# Transom wood - Sealing question



## bigdog2594 (Apr 17, 2012)

I would prefer the transom wood, inside and out, to be grey. Should I just put multiple layers of an enamel paint on them? Helmsman spar urethane and then paint? What would be the best direction? Thanks in advance.
I am using 3/4 oak plywood for the transom wood.


----------



## kfa4303 (Apr 17, 2012)

HI bigdog. There are a couple methods you can use. If you want the transom to outlast the Zombie Apocalypse, your best bet is probably to coat it with 2-part epoxy, or to use polyester resin and fiberglass mat to encapsulate the wood. Both work great, but can be a little messy and you generally have to order supplies, but they will last forever (note: you'll want to paint the transom afterwards to prevent UV damage). However, you can get away with using several coats of Spar Urethane, which is readily available at most hardware stores and does not need to be painted, so you can keep the wood grain look, if you want. Regardless of the method you choose, make sure you NEVER use Pressure Treated lumber on a tin boat. Non-PT exterior grade plywood works best. You'll probably have to laminate a couple layers together to get the desired thickness for your transom.

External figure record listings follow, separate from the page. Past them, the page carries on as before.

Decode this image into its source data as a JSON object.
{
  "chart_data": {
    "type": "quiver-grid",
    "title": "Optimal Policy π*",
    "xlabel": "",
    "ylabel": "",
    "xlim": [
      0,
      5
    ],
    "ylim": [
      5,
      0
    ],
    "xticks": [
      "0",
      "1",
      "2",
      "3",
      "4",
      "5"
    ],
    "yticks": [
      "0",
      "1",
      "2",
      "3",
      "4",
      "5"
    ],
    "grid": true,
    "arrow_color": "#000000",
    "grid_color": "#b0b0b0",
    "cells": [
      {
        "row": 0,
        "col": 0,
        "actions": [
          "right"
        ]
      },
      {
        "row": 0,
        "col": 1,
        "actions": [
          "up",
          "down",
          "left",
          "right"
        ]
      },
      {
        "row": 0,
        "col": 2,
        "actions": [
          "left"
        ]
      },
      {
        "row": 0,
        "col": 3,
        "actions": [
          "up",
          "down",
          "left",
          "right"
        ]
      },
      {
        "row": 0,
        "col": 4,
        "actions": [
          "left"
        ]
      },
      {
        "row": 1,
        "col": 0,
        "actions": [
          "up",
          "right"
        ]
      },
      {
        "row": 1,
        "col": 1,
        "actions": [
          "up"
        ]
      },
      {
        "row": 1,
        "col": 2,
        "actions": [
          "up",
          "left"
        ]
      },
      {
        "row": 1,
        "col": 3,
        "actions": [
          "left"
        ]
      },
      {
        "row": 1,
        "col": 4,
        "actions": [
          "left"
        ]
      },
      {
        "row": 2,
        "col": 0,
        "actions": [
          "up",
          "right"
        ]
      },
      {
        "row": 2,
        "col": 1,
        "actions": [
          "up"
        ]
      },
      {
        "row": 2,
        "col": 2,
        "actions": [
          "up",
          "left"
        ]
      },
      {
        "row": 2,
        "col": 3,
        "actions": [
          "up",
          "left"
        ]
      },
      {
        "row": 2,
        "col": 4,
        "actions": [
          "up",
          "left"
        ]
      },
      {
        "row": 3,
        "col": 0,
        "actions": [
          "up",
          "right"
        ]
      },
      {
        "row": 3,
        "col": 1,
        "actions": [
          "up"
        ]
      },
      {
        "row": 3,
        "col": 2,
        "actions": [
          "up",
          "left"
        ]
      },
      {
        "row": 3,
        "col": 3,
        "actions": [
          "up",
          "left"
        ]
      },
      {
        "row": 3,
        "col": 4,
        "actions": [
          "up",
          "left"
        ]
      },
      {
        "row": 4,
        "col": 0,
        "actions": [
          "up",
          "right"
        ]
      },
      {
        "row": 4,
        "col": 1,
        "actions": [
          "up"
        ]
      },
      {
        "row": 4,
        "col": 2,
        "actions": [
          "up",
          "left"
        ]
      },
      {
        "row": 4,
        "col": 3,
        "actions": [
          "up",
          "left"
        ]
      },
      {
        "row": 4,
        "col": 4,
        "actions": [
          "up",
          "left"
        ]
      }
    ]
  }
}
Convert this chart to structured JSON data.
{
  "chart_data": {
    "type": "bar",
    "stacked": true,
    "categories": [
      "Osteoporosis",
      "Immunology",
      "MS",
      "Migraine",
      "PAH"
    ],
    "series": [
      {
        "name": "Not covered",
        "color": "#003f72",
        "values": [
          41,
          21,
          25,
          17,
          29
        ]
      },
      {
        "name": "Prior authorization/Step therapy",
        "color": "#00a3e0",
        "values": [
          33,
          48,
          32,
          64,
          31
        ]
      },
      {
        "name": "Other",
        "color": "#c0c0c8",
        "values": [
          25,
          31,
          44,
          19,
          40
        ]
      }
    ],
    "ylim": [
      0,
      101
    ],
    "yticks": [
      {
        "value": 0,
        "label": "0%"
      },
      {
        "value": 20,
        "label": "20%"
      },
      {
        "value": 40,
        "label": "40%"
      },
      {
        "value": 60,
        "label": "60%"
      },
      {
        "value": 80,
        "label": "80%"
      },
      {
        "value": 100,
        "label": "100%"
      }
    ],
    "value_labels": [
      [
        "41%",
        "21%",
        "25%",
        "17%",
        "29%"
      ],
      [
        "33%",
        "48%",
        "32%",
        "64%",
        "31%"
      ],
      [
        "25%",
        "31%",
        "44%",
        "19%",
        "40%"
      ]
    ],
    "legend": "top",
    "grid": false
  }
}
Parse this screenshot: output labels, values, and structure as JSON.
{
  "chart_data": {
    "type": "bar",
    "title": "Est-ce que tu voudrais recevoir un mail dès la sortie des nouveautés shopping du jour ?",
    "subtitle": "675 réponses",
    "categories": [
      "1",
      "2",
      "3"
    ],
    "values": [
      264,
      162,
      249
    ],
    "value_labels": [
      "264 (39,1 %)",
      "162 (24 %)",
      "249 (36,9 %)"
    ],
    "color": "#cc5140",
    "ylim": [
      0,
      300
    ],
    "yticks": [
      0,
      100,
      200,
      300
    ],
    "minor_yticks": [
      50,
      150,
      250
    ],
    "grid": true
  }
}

Also, make sure you use Stainless Steel hardware throughout, preferably dipped in 3M 5200 marine sealant just prior to installation. That's really all ther is to it. 1.) No PT wood 2.)Epoxy, fglass and/or spar urethane to seal the wood. 3.)Stainless Steel hardware to mount wood to boat.


----------



## bigdog2594 (Apr 17, 2012)

Thanks. i have two cans of the Helmsman spray and will probably use that for all the transom pieces. I am going to grab some 3/4" oak plywood (I guess oak is the preferred for transoms?) and put two pieces together for the inside piece and then a pieces for outside the boat on the transom.


----------



## bigdog2594 (Apr 17, 2012)

This may be a dumb question, but, do I sandwich the pieces together with marine sealant or a glue and then eurthane over the whole thing, or do each piece before sandwiching them together?


----------



## Jdholmes (Apr 17, 2012)

Just laminate them together with a good glue product and then go over the outside with the sealing.


----------



## bigdog2594 (Apr 17, 2012)

Thanks a lot!


----------



## bigwave (Apr 17, 2012)

I used resin on mine since it is going to get used in saltwater. I went one step further and coated the resin with two coats of gelcoat. I stayed with the white gelcoat since the transom board is covered with aluminum anyways. I could have tinted the gelcoat any color I wanted with a little pigment. It is a pita, and labor intensive, but I believe my transom will last for years to come. Time will tell if my efforts will be rewarded. 

P.S. I had to re-glue my transom boards since the first glue I utilized did not set the way I want it. I recommend using Titebond III its waterproof and will never come apart or swell when curing. Just my opinion You can check my build if you like.


----------